The most efficient path to new discoveries in astronomy lies in using new technologies to view the sky in profoundly different ways. The TolTEC project does just that. Our goal is to revolutionize millimeter wavelength astronomy by producing a camera that can image huge areas of the sky and trace out the formation of structures ranging from the sizes of comets to the largest objects in the Universe. TolTEC uses a new kind of detector, called KIDS, produced by our teammates at NIST. The real power of the camera will come when it is coupled to the 50m diameter Large Millimeter Telescope. TolTEC combined with the LMT opens a new way of looking at the Universe.
The scientific case for a camera like TolTEC (that is, a camera with a high mapping speed and astounding sensitivity) was highlighted in the 2010 Astronomy Decadal Survey.

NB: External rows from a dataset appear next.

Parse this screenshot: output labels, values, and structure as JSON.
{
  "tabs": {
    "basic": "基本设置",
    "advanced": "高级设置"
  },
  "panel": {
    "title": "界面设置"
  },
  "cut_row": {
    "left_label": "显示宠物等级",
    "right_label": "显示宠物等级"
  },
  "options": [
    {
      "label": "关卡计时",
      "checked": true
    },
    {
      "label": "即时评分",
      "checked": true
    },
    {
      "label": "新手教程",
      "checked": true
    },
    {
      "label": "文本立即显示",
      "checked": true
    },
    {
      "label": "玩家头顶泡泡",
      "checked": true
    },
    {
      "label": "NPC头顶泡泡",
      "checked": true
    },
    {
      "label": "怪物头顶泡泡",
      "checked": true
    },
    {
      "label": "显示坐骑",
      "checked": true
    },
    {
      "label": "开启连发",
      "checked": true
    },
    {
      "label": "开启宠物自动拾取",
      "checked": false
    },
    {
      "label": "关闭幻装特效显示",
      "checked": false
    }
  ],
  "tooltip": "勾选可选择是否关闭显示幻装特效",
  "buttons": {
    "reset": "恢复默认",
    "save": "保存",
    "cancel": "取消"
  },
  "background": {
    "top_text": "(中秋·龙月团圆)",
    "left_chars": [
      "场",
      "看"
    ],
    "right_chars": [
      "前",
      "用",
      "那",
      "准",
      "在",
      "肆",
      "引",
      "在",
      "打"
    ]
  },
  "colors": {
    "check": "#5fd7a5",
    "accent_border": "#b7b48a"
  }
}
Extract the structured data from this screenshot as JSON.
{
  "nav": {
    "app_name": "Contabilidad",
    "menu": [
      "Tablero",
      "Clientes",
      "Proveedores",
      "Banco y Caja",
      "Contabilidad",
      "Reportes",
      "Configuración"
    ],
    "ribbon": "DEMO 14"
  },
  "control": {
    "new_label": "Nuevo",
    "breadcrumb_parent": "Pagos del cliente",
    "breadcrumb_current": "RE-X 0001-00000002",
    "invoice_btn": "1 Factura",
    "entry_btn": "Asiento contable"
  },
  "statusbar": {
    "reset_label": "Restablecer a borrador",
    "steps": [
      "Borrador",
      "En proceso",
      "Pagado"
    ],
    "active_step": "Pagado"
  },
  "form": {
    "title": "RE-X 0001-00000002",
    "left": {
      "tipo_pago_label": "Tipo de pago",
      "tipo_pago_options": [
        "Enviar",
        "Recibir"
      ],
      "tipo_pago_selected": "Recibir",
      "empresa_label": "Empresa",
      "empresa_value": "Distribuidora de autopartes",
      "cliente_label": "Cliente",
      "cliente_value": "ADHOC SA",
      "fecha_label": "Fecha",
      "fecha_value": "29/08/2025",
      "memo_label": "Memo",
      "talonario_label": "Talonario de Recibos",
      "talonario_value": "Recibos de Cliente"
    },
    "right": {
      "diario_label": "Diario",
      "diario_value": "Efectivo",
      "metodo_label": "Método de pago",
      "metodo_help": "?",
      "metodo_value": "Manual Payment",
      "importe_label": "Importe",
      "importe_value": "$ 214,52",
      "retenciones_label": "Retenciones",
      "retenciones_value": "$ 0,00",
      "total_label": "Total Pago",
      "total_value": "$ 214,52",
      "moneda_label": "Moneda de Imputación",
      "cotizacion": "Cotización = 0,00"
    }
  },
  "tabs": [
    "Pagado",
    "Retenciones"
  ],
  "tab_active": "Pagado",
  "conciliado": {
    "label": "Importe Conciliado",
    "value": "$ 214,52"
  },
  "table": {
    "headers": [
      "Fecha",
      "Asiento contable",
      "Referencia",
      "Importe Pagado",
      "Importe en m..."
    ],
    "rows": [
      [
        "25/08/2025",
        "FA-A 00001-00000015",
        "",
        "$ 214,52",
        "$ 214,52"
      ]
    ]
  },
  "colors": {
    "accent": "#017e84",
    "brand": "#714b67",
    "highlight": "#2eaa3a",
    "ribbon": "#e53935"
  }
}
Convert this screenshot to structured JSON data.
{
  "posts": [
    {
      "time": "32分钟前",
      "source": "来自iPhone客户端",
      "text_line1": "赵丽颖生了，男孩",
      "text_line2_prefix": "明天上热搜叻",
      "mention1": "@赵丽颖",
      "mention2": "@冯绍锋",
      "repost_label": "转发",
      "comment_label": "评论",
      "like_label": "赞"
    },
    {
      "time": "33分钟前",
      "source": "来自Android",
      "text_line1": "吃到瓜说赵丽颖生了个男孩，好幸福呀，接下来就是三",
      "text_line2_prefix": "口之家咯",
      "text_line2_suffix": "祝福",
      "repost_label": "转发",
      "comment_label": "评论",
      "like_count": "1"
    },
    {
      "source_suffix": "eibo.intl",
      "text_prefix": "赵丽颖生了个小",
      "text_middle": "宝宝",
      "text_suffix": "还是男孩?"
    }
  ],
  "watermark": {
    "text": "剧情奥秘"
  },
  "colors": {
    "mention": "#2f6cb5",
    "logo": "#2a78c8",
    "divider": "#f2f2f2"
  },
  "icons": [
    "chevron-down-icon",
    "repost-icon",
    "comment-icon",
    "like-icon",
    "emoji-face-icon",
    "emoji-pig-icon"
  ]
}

TolTEC will address a wide range of scientific questions concerning: (1) cosmology and cluster physics, (2) galaxy evolution and the history of star formation in the Universe; (3) relationships between giant molecular clouds and star formation in nearby galaxies; (4) the structure of galactic molecular clouds and its relationship to star formation in the Milky Way; and (5) studies of small bodies in our own solar system. Working in collaboration with the ALMA telescope, TolTEC will provide the environmental context for the formation of astronomical objects over a vast array of spatial scales.
The TolTEC project is funded by the National Science Foundation.